Топливо удалось еще сэкономить, и прапорщик съездил, продал излишки.
Суббота. Доложил командиру полка о прибытии и все что положено.
Собрал в штабе батальона совещание офицеров и прапорщиков. Личный состав увели на обед в столовую.
Сначала высказался ЗНШ (он ведь остался за меня, за начальника штаба), следом за ним исполняющий обязанности зампотеха батальона, потом замполит, потом я подвел итог.
Впервые в своей командирской карьере на подобном мероприятии я не высказал ни одного замечания. Я знал, что это неправильно. Но принял именно такое решение. Почему всё время принято ругать командиров рот? Кто это установил? Видимо, я сам еще не вылез из этой шкуры.
Выпили, поговорили, раздали деньги. Сумма была приличной, но мне подтвердили, что всем поровну, мне не больше, чем другим.

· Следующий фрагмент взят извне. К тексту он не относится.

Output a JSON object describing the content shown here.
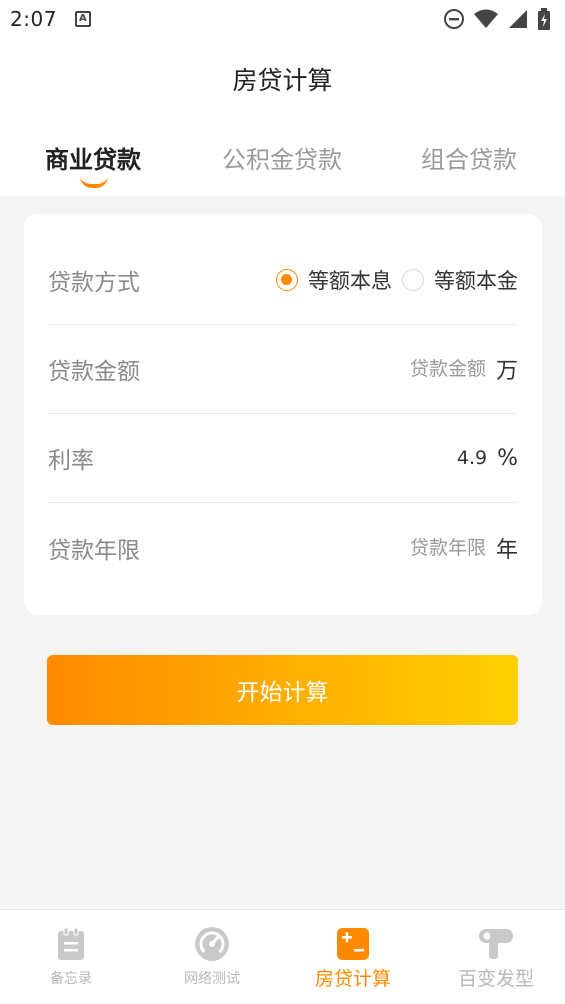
{
  "status_bar": {
    "time": "2:07",
    "notification_glyph": "A"
  },
  "header": {
    "title": "房贷计算"
  },
  "tabs": [
    {
      "label": "商业贷款",
      "active": true
    },
    {
      "label": "公积金贷款",
      "active": false
    },
    {
      "label": "组合贷款",
      "active": false
    }
  ],
  "form": {
    "repayment_method": {
      "label": "贷款方式",
      "options": [
        {
          "label": "等额本息",
          "selected": true
        },
        {
          "label": "等额本金",
          "selected": false
        }
      ]
    },
    "loan_amount": {
      "label": "贷款金额",
      "placeholder": "贷款金额",
      "value": "",
      "unit": "万"
    },
    "interest_rate": {
      "label": "利率",
      "value": "4.9",
      "unit": "%"
    },
    "loan_term": {
      "label": "贷款年限",
      "placeholder": "贷款年限",
      "value": "",
      "unit": "年"
    }
  },
  "calculate_button": {
    "label": "开始计算"
  },
  "bottom_nav": [
    {
      "label": "备忘录",
      "icon": "memo-icon",
      "active": false
    },
    {
      "label": "网络测试",
      "icon": "speedometer-icon",
      "active": false
    },
    {
      "label": "房贷计算",
      "icon": "calculator-icon",
      "active": true
    },
    {
      "label": "百变发型",
      "icon": "hair-dryer-icon",
      "active": false
    }
  ],
  "colors": {
    "accent": "#ff8a00",
    "accent_end": "#ffd000",
    "inactive": "#b8b8b8",
    "background": "#f4f4f4"
  }
}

Отдельно выпили за конструкторов Т-80, спасибо за то, что сделали его таким прожорливым.
В батальоне ответственным остался исполняющий обязанности зампотеха батальона. В воскресенье ответственным будет замполит батальона. А у меня в понедельник «командирский день», который начинается, с построения командиров батальонов, отдельных рот в пять сорок пять.
Позвонил Алле, и на этой неделе у нее не получается приехать. Ну и ладно. Мне хотелось побыть одному.
В воскресенье утром встал. Съездил на рынок, купил продукты.
На рынке все тот же Кавказ.
Приготовил обед. Скучно. Включил телевизор, а там коммунисты: Анпилов, Зюганов. Опять эта демагогия. Рядом с ними какой-то хор бабок распевает советские песни. Чуть не стошнило. Такое ощущение, что меня измазали дерьмом.
Чем заняться?
Надо обзаводиться семьёй, пришло время. Подумал об Алле, стало на душе хорошо.
Достал купленную в отпуске книжечку о религии. В ней должны были быть ответы на вопросы о том, чем отличается православие от католицизма, а католицизм от протестантства.
В отпуске я посетил в Москве англиканскую церковь святого Андрея в Вознесенском переулке, затем съездил в Сергиев Посад и посетил Свято-Троицкую Сергиеву Лавру, многое узнал о Сергии Радонежском.
Чисто эстетически мне больше понравилось в англиканской церкви. И не только эстетически, но и сама организация службы, возможность сесть и подумать. Но мне этого было недостаточно. Я хотел доверить свою душу и свои мысли чему-то безупречно чистому.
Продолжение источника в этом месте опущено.